Transformer Backbone
| Parameter | Value (run10 default) | Notes |
|---|---|---|
| Window length | 32 tokens | Fixed to match MegaContext block size. |
Embedding dim d | Matches base model (depth * 64) | Pulled directly from nanochat config. |
Layers n_layer | 2 | Can be tuned per script. |
Heads n_head | 8 | Full multi-head attention (no MQA). |
| RoPE base | 10 000 | Shared with nanochat GPT. |
Each block performs:
x = x + MHA( norm(x), rotary=True )
x = x + MLP( norm(x) )
with bf16 activations and fp32 parameters. There is no slot/cross-attention anymore; all mixing happens through self-attention inside the window.
Pooling Heads
| Head name | Summary | Projection | Notes |
|---|---|---|---|
mean_linear | Mean of the block | Linear | “Dumb” control baseline (--gistnet_type mean --gistnet_head linear). |
mean_mlp | Mean + 2-layer MLP | Linear→ReLU→Linear | Default for transformer families (--gistnet_head mlp). |
query_* | Learned query attends once (Lin et al. 2017 [1]) | Linear/MLP | Controlled via --gistnet_pooling query and --gistnet_head. |
cls_* | Prepend [CLS], read directly (Devlin et al. 2018 [2]) | Linear/MLP | Controlled via --gistnet_pooling cls and --gistnet_head. |
Every head reports whether it requires a [CLS] token so the runtime can prepend it exactly once.
FLOPs Estimate (run10)
| Depth | Head | FLOPs / block (×10⁶) | Comment |
|---|---|---|---|
| 2 layers | Linear | ~10 | Cheapest transformer head. |
| 2 layers | MLP | ~13 | Default accuracy/cost point. |
| 4 layers | Linear | ~20 | Roughly 2× cost vs depth‑2. |
| 4 layers | MLP | ~25 | Highest quality before diminishing returns. |
| Mean baseline | Linear/MLP | ~1 | No transformer; for sanity checks. |
Hierarchical Application
- LOD0 (tokens → gists). Run the transformer head on raw token embeddings.

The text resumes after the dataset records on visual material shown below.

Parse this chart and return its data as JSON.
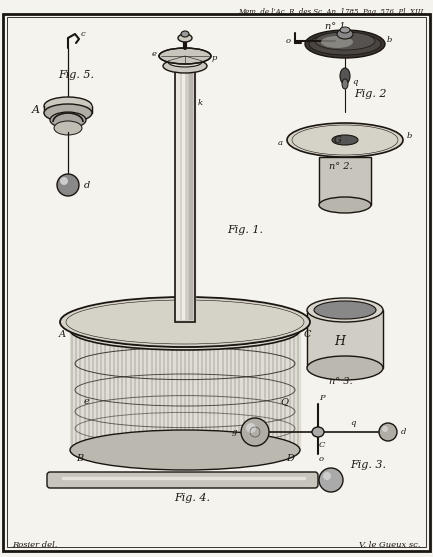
{
  "title_text": "Mem. de l’Ac. R. des Sc. An. 1785. Pag. 576. Pl. XIII.",
  "bottom_left_text": "Rosier del.",
  "bottom_right_text": "V. le Gueux sc.",
  "bg": "#f5f3ee",
  "ink": "#1a1510",
  "fig1_label": "Fig. 1.",
  "fig2_label": "Fig. 2",
  "fig3_label": "Fig. 3.",
  "fig4_label": "Fig. 4.",
  "fig5_label": "Fig. 5.",
  "no1_label": "n° 1.",
  "no2_label": "n° 2.",
  "no3_label": "n° 3."
}
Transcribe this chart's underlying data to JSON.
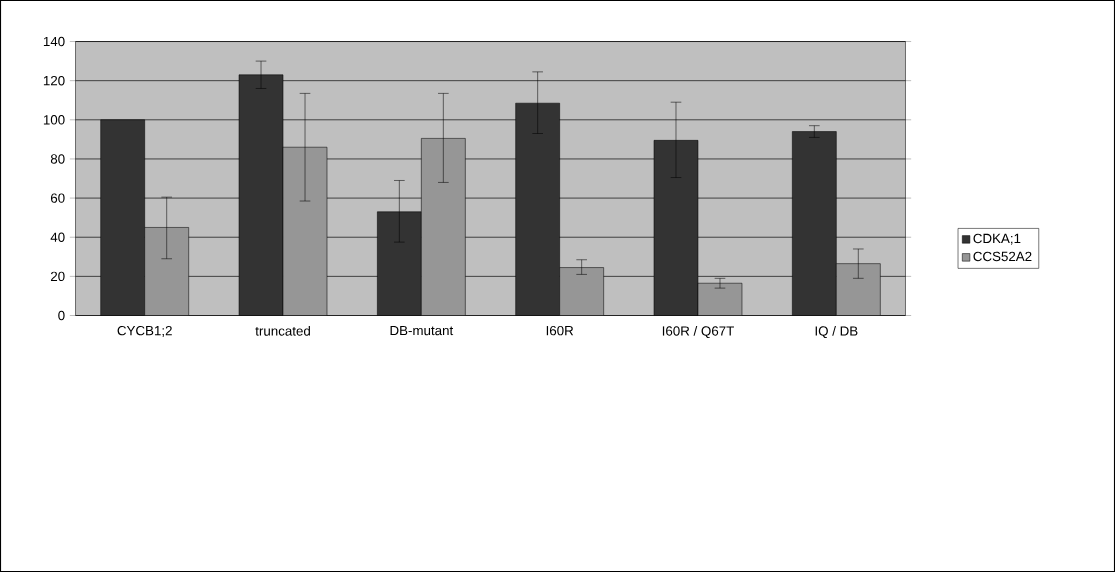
{
  "chart_data": {
    "type": "bar",
    "categories": [
      "CYCB1;2",
      "truncated",
      "DB-mutant",
      "I60R",
      "I60R / Q67T",
      "IQ / DB"
    ],
    "series": [
      {
        "name": "CDKA;1",
        "color": "#333333",
        "values": [
          100,
          123,
          53,
          108.5,
          89.5,
          94
        ],
        "errors": [
          null,
          [
            116,
            130
          ],
          [
            37.5,
            69
          ],
          [
            93,
            124.5
          ],
          [
            70.5,
            109
          ],
          [
            91,
            97
          ]
        ]
      },
      {
        "name": "CCS52A2",
        "color": "#969696",
        "values": [
          45,
          86,
          90.5,
          24.5,
          16.5,
          26.5
        ],
        "errors": [
          [
            29,
            60.5
          ],
          [
            58.5,
            113.5
          ],
          [
            68,
            113.5
          ],
          [
            21,
            28.5
          ],
          [
            14,
            19
          ],
          [
            19,
            34
          ]
        ]
      }
    ],
    "ylim": [
      0,
      140
    ],
    "yticks": [
      0,
      20,
      40,
      60,
      80,
      100,
      120,
      140
    ],
    "grid": "y",
    "legend": "right"
  }
}
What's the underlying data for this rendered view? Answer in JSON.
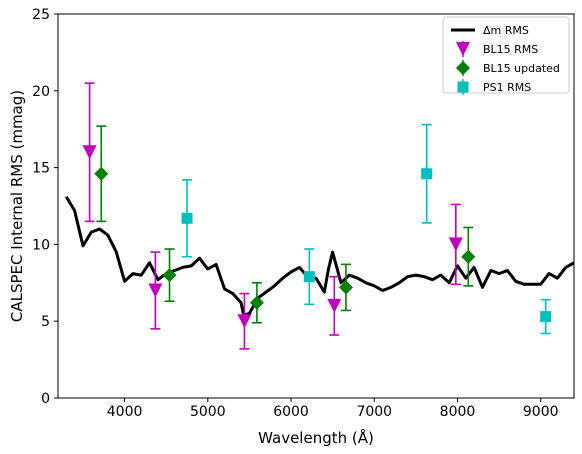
{
  "chart_data": {
    "type": "scatter",
    "xlabel": "Wavelength (Å)",
    "ylabel": "CALSPEC Internal RMS (mmag)",
    "xlim": [
      3200,
      9400
    ],
    "ylim": [
      0,
      25
    ],
    "xticks": [
      4000,
      5000,
      6000,
      7000,
      8000,
      9000
    ],
    "yticks": [
      0,
      5,
      10,
      15,
      20,
      25
    ],
    "xtick_labels": [
      "4000",
      "5000",
      "6000",
      "7000",
      "8000",
      "9000"
    ],
    "ytick_labels": [
      "0",
      "5",
      "10",
      "15",
      "20",
      "25"
    ],
    "grid": false,
    "legend_position": "top-right",
    "series": [
      {
        "name": "Δm RMS",
        "kind": "line",
        "color": "#000000",
        "x": [
          3300,
          3400,
          3500,
          3600,
          3700,
          3800,
          3900,
          4000,
          4100,
          4200,
          4300,
          4400,
          4500,
          4600,
          4700,
          4800,
          4900,
          5000,
          5100,
          5200,
          5300,
          5400,
          5430,
          5500,
          5600,
          5700,
          5800,
          5900,
          6000,
          6100,
          6200,
          6300,
          6400,
          6450,
          6500,
          6600,
          6700,
          6800,
          6900,
          7000,
          7100,
          7200,
          7300,
          7400,
          7500,
          7600,
          7700,
          7800,
          7900,
          8000,
          8100,
          8200,
          8300,
          8400,
          8500,
          8600,
          8700,
          8800,
          8900,
          9000,
          9100,
          9200,
          9300,
          9400
        ],
        "y": [
          13.1,
          12.2,
          9.9,
          10.8,
          11.0,
          10.6,
          9.5,
          7.6,
          8.1,
          8.0,
          8.8,
          7.7,
          8.1,
          8.3,
          8.5,
          8.6,
          9.1,
          8.4,
          8.7,
          7.1,
          6.8,
          6.2,
          5.4,
          5.5,
          6.5,
          6.9,
          7.3,
          7.8,
          8.2,
          8.5,
          7.9,
          7.8,
          6.9,
          8.4,
          9.5,
          7.5,
          8.0,
          7.8,
          7.5,
          7.3,
          7.0,
          7.2,
          7.5,
          7.9,
          8.0,
          7.9,
          7.7,
          8.0,
          7.5,
          8.6,
          7.8,
          8.5,
          7.2,
          8.3,
          8.1,
          8.3,
          7.6,
          7.4,
          7.4,
          7.4,
          8.1,
          7.8,
          8.5,
          8.8
        ]
      },
      {
        "name": "BL15 RMS",
        "kind": "errorbar",
        "marker": "triangle-down",
        "color": "#bf00bf",
        "x": [
          3580,
          4370,
          5440,
          6520,
          7980
        ],
        "y": [
          16.0,
          7.0,
          5.0,
          6.0,
          10.0
        ],
        "yerr_low": [
          4.5,
          2.5,
          1.8,
          1.9,
          2.6
        ],
        "yerr_high": [
          4.5,
          2.5,
          1.8,
          1.9,
          2.6
        ]
      },
      {
        "name": "BL15 updated",
        "kind": "errorbar",
        "marker": "diamond",
        "color": "#008000",
        "x": [
          3720,
          4540,
          5590,
          6660,
          8130
        ],
        "y": [
          14.6,
          8.0,
          6.2,
          7.2,
          9.2
        ],
        "yerr_low": [
          3.1,
          1.7,
          1.3,
          1.5,
          1.9
        ],
        "yerr_high": [
          3.1,
          1.7,
          1.3,
          1.5,
          1.9
        ]
      },
      {
        "name": "PS1 RMS",
        "kind": "errorbar",
        "marker": "square",
        "color": "#00bfbf",
        "x": [
          4750,
          6220,
          7630,
          9060
        ],
        "y": [
          11.7,
          7.9,
          14.6,
          5.3
        ],
        "yerr_low": [
          2.5,
          1.8,
          3.2,
          1.1
        ],
        "yerr_high": [
          2.5,
          1.8,
          3.2,
          1.1
        ]
      }
    ]
  }
}
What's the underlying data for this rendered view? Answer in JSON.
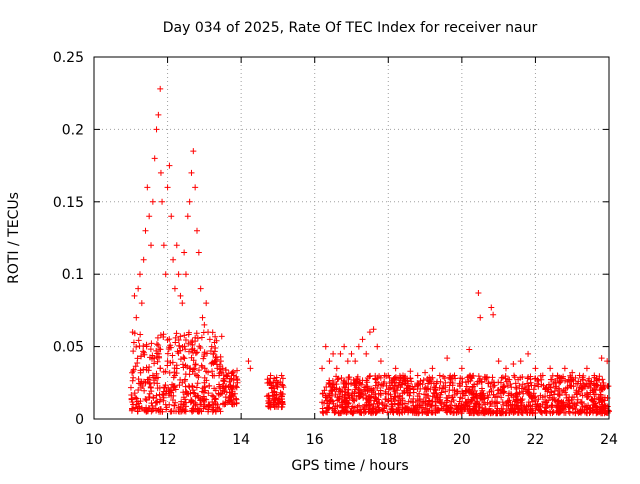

- LOD1 (gists → super-gists). Take groups of 32 LOD0 gists, feed them back through the same module (weights can be shared) to get LOD1 gists.
- LOD≥2. Repeat as required: every extra level adds
log₃₂compression and still uses the identical code path, only swapping the input tensor source.
This produces a MegaContext tree where every node is generated by the same transformer head, vastly simplifying maintenance compared to the old slot/cross-attention pipeline.
Implementation Notes
- File:
mc/gistnet.py(imported bymc/runtime.MCController). - Config knobs:
--block_size,--gistnet_type,--gistnet_layers,--gistnet_pooling,--gistnet_head(see run scripts). - Device placement: GistNet runs on the same device as the base model embeddings (CUDA). Metadata (positions, LOD) stays on-device to avoid PCIe traffic.
- Telemetry: Use
nanochat.reportcounters to log gist substitution ΔNLL and pooling head choice per run.
References
- Zhouhan Lin, Minwei Feng, Cicero Nogueira dos Santos, Mo Yu, Bing Xiang, Bowen Zhou, and Yoshua Bengio. “A Structured Self-Attentive Sentence Embedding.” ICLR 2017.
- Jacob Devlin, Ming-Wei Chang, Kenton Lee, and Kristina Toutanova. “BERT: Pre-training of Deep Bidirectional Transformers for Language Understanding.” arXiv:1810.04805, 2018.
- Gist Tokens (Mu et al., 2023) — Analysis — Original substitutability proposal.
- Compressive Transformer (Rae et al., 2019) — Analysis — Hierarchical compression inspiration.
- Knowledge Distillation (Hinton et al., 2015) — Analysis — Teacher-student training framework used for ΔNLL supervision.